Business partner, Max Schiller has eight years of experience behind him having worked with Acne from their earliest days. When pushed to elaborate, he reveals, “I started on the shop floor, then opened up the Paris office handling sales and press. At one point, I was designing the menswear,” he modestly recalls. But they are keen not to rely on any existing industry relations previously forged with Acne.
For both, the decision to start on their own was clear. “We grew up with Vans, and couldn’t afford €300 sneakers. There was a gap in the market.” Factor in their online mission statement – that they are motivated by street culture, physical product and online inspiration, as evidenced by their Tumblr – and there is a hint this is just the beginnings of a label to watch out for.
“Our design philosophy goes like this,” explains Schiller. “Portion – Function – No Logo. The product should be constant, so the creative side is with packaging the sneakers in different ways.”
Eytys has taken this idea beyond the stockroom and onto the shop floor. To introduce the sneakers to their customers, London’s Dover Street Market recently invited them to create an installation space, in which they collaborated with Swedish interior designer, Sara Wetterqvist, to display a series of marbled prints onto suspended plexiglass, mirrors and wooden panels. On December 13, they will recreate this in DSM Ginza for the holiday season.
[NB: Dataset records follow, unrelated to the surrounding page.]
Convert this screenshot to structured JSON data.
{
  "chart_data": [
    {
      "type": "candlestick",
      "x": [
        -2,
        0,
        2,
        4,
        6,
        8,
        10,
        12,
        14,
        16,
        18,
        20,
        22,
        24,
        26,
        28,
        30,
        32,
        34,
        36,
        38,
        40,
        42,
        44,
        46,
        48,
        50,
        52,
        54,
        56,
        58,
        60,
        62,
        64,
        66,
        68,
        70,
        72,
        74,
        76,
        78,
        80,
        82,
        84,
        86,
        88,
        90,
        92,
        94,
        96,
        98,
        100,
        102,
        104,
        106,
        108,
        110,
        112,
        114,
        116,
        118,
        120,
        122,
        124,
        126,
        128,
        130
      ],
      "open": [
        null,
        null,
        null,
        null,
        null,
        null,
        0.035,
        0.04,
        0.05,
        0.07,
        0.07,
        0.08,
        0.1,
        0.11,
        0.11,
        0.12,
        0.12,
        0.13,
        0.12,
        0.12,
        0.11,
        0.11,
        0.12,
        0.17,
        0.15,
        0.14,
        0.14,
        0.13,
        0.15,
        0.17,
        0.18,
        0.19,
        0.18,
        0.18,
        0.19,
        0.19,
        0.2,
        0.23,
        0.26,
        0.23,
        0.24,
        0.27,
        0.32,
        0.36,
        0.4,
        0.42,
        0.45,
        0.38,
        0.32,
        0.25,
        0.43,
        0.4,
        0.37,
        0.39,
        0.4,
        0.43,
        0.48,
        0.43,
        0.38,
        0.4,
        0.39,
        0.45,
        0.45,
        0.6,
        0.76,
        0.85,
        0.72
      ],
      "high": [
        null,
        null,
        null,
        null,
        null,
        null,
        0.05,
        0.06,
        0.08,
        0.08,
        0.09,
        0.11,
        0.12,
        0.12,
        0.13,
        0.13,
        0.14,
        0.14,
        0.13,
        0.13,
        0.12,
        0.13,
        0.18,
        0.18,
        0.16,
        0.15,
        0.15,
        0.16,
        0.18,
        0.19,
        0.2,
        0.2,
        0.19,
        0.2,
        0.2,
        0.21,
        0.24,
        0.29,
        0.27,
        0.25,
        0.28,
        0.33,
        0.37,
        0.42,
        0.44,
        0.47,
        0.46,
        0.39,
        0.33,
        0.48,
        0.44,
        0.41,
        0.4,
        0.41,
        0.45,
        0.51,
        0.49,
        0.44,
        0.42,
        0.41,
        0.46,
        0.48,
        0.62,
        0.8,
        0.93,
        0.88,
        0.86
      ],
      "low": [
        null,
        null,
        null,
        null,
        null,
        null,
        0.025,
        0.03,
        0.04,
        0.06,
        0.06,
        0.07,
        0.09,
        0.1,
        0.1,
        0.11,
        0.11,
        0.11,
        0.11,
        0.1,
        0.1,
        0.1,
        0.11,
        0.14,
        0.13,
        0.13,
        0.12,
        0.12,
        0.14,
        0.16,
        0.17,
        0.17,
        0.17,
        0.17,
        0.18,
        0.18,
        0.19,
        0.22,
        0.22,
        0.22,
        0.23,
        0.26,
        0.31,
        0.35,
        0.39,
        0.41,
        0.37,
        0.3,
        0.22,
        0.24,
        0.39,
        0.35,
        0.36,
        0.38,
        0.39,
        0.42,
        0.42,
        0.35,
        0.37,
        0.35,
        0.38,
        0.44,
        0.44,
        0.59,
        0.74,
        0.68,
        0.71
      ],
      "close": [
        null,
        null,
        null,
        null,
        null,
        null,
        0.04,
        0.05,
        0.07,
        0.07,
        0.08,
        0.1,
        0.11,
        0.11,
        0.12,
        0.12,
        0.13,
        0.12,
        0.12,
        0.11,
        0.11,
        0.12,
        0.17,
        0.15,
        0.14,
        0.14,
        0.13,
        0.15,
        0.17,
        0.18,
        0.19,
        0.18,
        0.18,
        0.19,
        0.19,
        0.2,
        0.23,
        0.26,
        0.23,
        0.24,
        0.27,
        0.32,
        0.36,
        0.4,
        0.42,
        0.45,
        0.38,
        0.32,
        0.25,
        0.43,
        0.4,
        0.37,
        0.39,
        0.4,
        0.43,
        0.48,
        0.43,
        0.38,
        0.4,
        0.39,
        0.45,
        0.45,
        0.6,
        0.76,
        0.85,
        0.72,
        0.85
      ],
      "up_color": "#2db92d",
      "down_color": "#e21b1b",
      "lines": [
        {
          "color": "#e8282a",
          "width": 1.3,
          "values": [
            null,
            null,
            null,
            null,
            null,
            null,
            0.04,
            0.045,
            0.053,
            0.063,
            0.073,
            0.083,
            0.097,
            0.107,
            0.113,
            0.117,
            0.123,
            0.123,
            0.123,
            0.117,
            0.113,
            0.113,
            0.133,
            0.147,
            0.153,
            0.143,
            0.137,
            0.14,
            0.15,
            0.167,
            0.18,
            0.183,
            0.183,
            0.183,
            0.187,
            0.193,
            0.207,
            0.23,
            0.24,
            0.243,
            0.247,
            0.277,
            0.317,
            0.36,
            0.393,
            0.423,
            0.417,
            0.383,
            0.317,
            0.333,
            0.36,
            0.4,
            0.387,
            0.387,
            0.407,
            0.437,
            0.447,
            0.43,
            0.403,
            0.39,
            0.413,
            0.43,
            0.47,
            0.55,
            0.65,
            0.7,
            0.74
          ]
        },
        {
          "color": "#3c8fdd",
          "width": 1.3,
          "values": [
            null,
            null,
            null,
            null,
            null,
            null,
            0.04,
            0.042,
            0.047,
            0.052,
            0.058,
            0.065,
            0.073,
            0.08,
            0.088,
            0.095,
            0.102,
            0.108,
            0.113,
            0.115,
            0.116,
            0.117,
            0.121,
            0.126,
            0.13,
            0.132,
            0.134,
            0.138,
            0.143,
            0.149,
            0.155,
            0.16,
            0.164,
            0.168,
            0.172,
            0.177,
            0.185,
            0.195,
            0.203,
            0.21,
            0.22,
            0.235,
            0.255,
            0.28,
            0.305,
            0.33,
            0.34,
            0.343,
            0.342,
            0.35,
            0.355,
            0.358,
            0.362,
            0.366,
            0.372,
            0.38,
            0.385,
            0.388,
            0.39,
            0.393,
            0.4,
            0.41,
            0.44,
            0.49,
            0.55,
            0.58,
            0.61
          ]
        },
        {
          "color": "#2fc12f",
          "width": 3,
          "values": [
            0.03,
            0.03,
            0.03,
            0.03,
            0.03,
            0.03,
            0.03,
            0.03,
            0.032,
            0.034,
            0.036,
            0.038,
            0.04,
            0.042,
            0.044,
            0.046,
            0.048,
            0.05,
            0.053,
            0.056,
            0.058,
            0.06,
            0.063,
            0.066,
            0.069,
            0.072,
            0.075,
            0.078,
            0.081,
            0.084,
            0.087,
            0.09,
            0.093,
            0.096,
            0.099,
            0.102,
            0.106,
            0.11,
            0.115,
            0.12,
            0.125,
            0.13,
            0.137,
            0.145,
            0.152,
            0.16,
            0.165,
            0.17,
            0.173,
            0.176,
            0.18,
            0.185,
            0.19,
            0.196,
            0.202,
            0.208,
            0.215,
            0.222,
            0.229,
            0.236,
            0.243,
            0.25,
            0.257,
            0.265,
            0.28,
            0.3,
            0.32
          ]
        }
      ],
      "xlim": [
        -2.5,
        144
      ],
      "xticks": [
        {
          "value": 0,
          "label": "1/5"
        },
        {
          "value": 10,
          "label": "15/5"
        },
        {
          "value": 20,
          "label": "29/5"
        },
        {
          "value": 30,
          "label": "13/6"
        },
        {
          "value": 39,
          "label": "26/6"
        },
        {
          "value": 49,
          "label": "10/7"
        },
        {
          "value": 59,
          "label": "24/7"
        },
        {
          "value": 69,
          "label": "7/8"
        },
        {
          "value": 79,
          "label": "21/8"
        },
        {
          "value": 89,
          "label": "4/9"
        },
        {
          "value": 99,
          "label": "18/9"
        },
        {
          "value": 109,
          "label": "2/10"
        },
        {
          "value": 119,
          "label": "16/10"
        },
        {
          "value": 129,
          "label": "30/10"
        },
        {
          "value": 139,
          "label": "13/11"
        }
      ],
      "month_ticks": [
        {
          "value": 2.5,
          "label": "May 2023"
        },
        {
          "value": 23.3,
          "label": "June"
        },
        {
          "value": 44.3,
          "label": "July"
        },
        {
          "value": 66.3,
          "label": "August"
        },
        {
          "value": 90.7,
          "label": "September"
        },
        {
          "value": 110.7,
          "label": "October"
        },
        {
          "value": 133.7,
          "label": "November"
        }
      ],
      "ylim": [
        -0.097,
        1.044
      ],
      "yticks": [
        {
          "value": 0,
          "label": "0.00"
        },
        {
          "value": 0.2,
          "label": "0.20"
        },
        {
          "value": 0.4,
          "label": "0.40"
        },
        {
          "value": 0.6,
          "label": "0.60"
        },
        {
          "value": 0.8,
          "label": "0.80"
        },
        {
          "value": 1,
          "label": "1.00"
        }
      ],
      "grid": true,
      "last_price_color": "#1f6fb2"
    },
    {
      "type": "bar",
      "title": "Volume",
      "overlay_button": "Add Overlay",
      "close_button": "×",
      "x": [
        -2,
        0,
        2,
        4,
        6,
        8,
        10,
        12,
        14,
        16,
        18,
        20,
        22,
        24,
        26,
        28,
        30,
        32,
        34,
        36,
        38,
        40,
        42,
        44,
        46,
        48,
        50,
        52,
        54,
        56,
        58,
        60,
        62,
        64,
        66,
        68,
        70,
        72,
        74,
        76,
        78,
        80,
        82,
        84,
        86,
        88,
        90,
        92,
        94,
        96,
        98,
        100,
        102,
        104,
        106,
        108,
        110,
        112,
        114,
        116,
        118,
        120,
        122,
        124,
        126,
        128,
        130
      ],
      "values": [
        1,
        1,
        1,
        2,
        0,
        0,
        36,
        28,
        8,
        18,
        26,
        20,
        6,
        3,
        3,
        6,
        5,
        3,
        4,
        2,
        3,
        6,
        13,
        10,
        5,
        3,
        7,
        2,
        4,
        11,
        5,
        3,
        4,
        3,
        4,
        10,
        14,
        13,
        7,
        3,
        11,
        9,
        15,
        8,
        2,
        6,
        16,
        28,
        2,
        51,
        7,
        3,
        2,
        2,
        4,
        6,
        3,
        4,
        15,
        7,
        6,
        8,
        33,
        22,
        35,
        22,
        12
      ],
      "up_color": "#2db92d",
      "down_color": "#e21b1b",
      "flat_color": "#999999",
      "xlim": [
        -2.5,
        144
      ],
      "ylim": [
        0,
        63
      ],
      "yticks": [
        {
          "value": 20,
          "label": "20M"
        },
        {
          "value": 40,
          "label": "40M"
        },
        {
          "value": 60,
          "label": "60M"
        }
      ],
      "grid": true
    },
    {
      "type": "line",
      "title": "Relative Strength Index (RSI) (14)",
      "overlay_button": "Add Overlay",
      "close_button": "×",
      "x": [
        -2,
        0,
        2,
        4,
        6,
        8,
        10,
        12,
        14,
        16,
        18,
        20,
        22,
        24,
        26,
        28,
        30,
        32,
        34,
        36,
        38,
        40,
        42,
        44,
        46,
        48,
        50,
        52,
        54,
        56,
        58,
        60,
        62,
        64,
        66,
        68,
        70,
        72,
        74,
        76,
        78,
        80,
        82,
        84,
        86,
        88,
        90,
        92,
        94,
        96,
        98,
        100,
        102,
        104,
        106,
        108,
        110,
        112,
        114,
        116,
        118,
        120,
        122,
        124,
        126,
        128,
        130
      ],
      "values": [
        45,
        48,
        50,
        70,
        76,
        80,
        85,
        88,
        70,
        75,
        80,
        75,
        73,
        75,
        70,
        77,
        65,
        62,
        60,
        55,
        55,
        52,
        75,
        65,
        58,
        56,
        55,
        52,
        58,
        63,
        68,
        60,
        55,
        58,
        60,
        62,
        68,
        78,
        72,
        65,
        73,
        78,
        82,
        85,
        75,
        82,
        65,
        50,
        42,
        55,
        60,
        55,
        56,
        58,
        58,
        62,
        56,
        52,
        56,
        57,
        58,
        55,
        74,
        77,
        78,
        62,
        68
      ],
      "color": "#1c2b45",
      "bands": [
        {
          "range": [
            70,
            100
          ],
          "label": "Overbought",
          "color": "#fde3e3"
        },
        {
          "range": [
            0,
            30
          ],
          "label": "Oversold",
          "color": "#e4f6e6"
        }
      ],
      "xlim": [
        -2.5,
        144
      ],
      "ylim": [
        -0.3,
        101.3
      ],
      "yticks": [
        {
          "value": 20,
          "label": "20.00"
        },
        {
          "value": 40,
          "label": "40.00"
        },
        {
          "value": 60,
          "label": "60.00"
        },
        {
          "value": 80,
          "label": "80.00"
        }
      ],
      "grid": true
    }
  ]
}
Spring next year sees Eytys introducing Memphis-inspired prints into the collection and working with British artist, Rhys Coren. Coren has produced a series of animations based on the English football kit from earlier decades. Eytys has adapted these into patterns and Coren reciprocated by animating one of their prints. We will see the results in the physical products, the packaging and any future installations next season. As for the name…it’s left deliberately open-ended, although Hirschfeld and Schiller’s Gen-Y adolescence in the ‘80s decade lends an easy clue.